Впрочем, она тут же резко вскочила, мигом потеряв ту негу, которая только что обволакивала ее с головой. Она уселась сверху, крепко обхватив мужа бедрами, а облако ее пушистых волос накрыло князя, словно легчайшее одеяло.
— Что-то я не поняла сейчас! А ты это к чему танцовщиц вспомнил? Или ты тоже с ними общался???
— Мне рассказывали! — поднял перед собой ладони князь в притворном испуге. — Говорят, они в постели очень хороши. Но я сам ни-ни! Зачем мне какие-то индуски, когда у меня живая богиня есть!
— То-то же, — примирительно заявила Людмила, вновь забиваясь подмышку к своему мужу. — Если что-то узнаю, велю этих девок в проруби утопить.
А ведь до чего же она хороша! — удивлялся Самослав, разглядывая ее тело, каждый сантиметр которого был ему знаком. Еще бы! Ведь столько лет женаты! Хорошая генетика, хорошее питание, отсутствие непосильного труда и коптящей печи рядом. Людмила напоминала женщин двадцать первого века, многие из которых в тридцать пять находились на пике красоты и даже своего первого ребенка еще не рожали.
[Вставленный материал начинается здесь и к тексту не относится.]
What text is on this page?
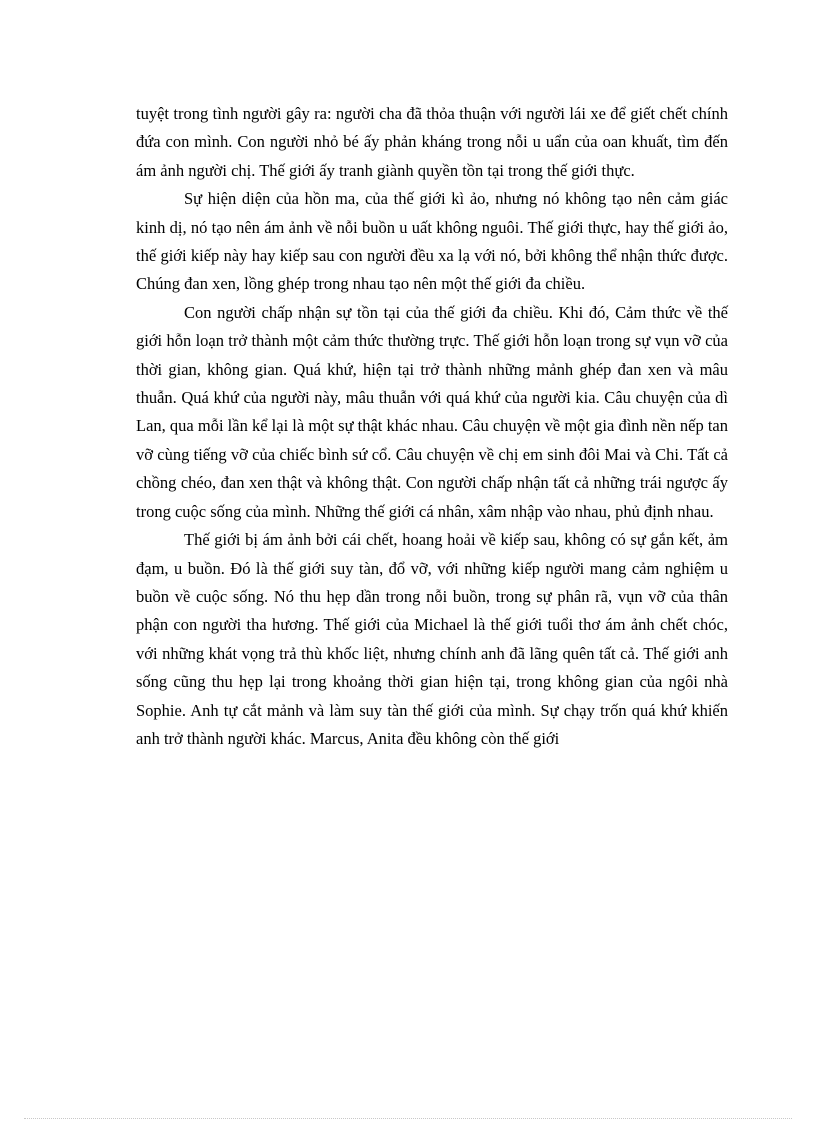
tuyệt trong tình người gây ra: người cha đã thỏa thuận với người lái xe để giết chết chính đứa con mình. Con người nhỏ bé ấy phản kháng trong nỗi u uẩn của oan khuất, tìm đến ám ảnh người chị. Thế giới ấy tranh giành quyền tồn tại trong thế giới thực.

Sự hiện diện của hồn ma, của thế giới kì ảo, nhưng nó không tạo nên cảm giác kinh dị, nó tạo nên ám ảnh về nỗi buồn u uất không nguôi. Thế giới thực, hay thế giới ảo, thế giới kiếp này hay kiếp sau con người đều xa lạ với nó, bởi không thể nhận thức được. Chúng đan xen, lồng ghép trong nhau tạo nên một thế giới đa chiều.

Con người chấp nhận sự tồn tại của thế giới đa chiều. Khi đó, Cảm thức về thế giới hỗn loạn trở thành một cảm thức thường trực. Thế giới hỗn loạn trong sự vụn vỡ của thời gian, không gian. Quá khứ, hiện tại trở thành những mảnh ghép đan xen và mâu thuẫn. Quá khứ của người này, mâu thuẫn với quá khứ của người kia. Câu chuyện của dì Lan, qua mỗi lần kể lại là một sự thật khác nhau. Câu chuyện về một gia đình nền nếp tan vỡ cùng tiếng vỡ của chiếc bình sứ cổ. Câu chuyện về chị em sinh đôi Mai và Chi. Tất cả chồng chéo, đan xen thật và không thật. Con người chấp nhận tất cả những trái ngược ấy trong cuộc sống của mình. Những thế giới cá nhân, xâm nhập vào nhau, phủ định nhau.

Thế giới bị ám ảnh bởi cái chết, hoang hoải về kiếp sau, không có sự gắn kết, ảm đạm, u buồn. Đó là thế giới suy tàn, đổ vỡ, với những kiếp người mang cảm nghiệm u buồn về cuộc sống. Nó thu hẹp dần trong nỗi buồn, trong sự phân rã, vụn vỡ của thân phận con người tha hương. Thế giới của Michael là thế giới tuổi thơ ám ảnh chết chóc, với những khát vọng trả thù khốc liệt, nhưng chính anh đã lãng quên tất cả. Thế giới anh sống cũng thu hẹp lại trong khoảng thời gian hiện tại, trong không gian của ngôi nhà Sophie. Anh tự cắt mảnh và làm suy tàn thế giới của mình. Sự chạy trốn quá khứ khiến anh trở thành người khác. Marcus, Anita đều không còn thế giới
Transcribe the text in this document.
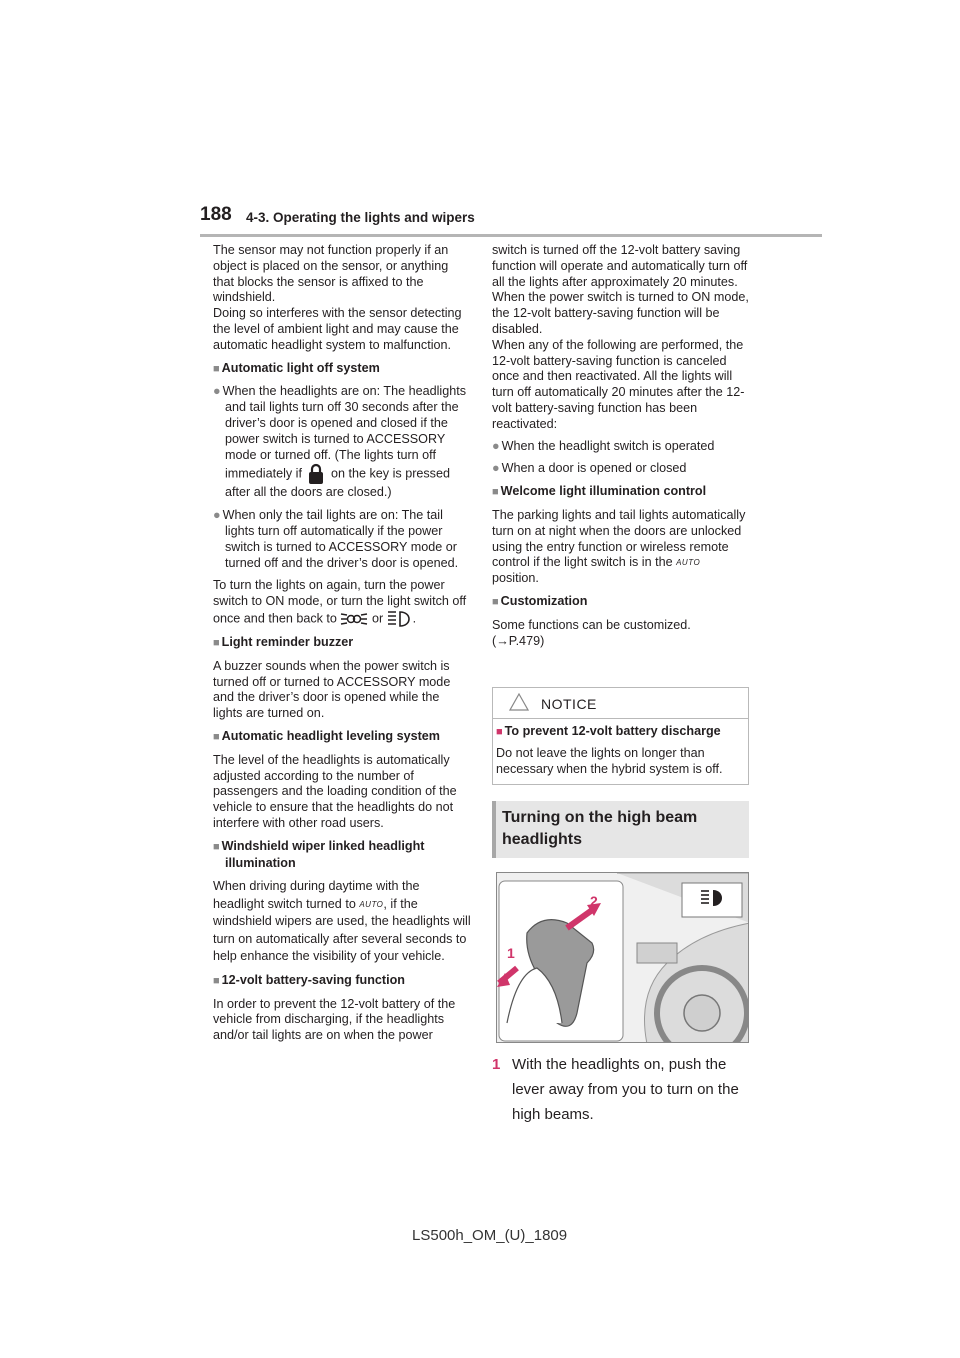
188 4-3. Operating the lights and wipers

The sensor may not function properly if an object is placed on the sensor, or anything that blocks the sensor is affixed to the windshield.

Doing so interferes with the sensor detecting the level of ambient light and may cause the automatic headlight system to malfunction.

■ Automatic light off system

● When the headlights are on: The headlights and tail lights turn off 30 seconds after the driver’s door is opened and closed if the power switch is turned to ACCESSORY mode or turned off. (The lights turn off immediately if on the key is pressed after all the doors are closed.)

● When only the tail lights are on: The tail lights turn off automatically if the power switch is turned to ACCESSORY mode or turned off and the driver’s door is opened.

To turn the lights on again, turn the power switch to ON mode, or turn the light switch off once and then back to	or .

■ Light reminder buzzer

A buzzer sounds when the power switch is turned off or turned to ACCESSORY mode and the driver’s door is opened while the lights are turned on.

■ Automatic headlight leveling system

The level of the headlights is automatically adjusted according to the number of passengers and the loading condition of the vehicle to ensure that the headlights do not interfere with other road users.

■ Windshield wiper linked headlight illumination

When driving during daytime with the headlight switch turned to AUTO, if the windshield wipers are used, the headlights will turn on automatically after several seconds to help enhance the visibility of your vehicle.

■ 12-volt battery-saving function

In order to prevent the 12-volt battery of the vehicle from discharging, if the headlights and/or tail lights are on when the power

switch is turned off the 12-volt battery saving function will operate and automatically turn off all the lights after approximately 20 minutes. When the power switch is turned to ON mode, the 12-volt battery-saving function will be disabled.

When any of the following are performed, the 12-volt battery-saving function is canceled once and then reactivated. All the lights will turn off automatically 20 minutes after the 12-volt battery-saving function has been reactivated:

● When the headlight switch is operated

● When a door is opened or closed

■ Welcome light illumination control

The parking lights and tail lights automatically turn on at night when the doors are unlocked using the entry function or wireless remote control if the light switch is in the AUTO position.

■ Customization

Some functions can be customized.

(→P.479)

NOTICE
■ To prevent 12-volt battery discharge
Do not leave the lights on longer than necessary when the hybrid system is off.
Turning on the high beam headlights
1
2
1 With the headlights on, push the lever away from you to turn on the high beams.
LS500h_OM_(U)_1809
— Бабуля! — насмешливо протянул он, шлепая супругу по гладкому, словно шелк, бедру.
— Я, если что, не против еще побаловаться, — приоткрыла Людмила глаза. — Ты только мигни, дедуля.
— Нет-нет! Давай просто полежим, — быстро ответил Самослав, который поспешно перевел разговор на другую тему. — А чем это от тебя так пахнет приятно?
— Не скажу, — ответила Людмила, снова закрыв глаза. — Это бабье дело, и тебя оно не касается. Тебе что за разница, какое у меня масло для тела, и какой травой я волосы полоскаю?
— В общем-то, да, — ответил, поразмыслив, князь, который знал, что у его жены чуть ли не химическая лаборатория в дальних покоях была. Там непрерывно крутилось какое-то бабье, и делались вытяжки из всяческих трав и цветов. По слухам, его жена равных себе в этом ремесле не имела, а потому ее прическа служила предметом всеобщей зависти. Волосок лежал к волоску.
— Опять приворотные зелья готовите? — спросил он.
— Самую малость, — зевнула Людмила. — Это же для полных дур.
— Как это? — заинтересовался князь, к которому сон так и не шел.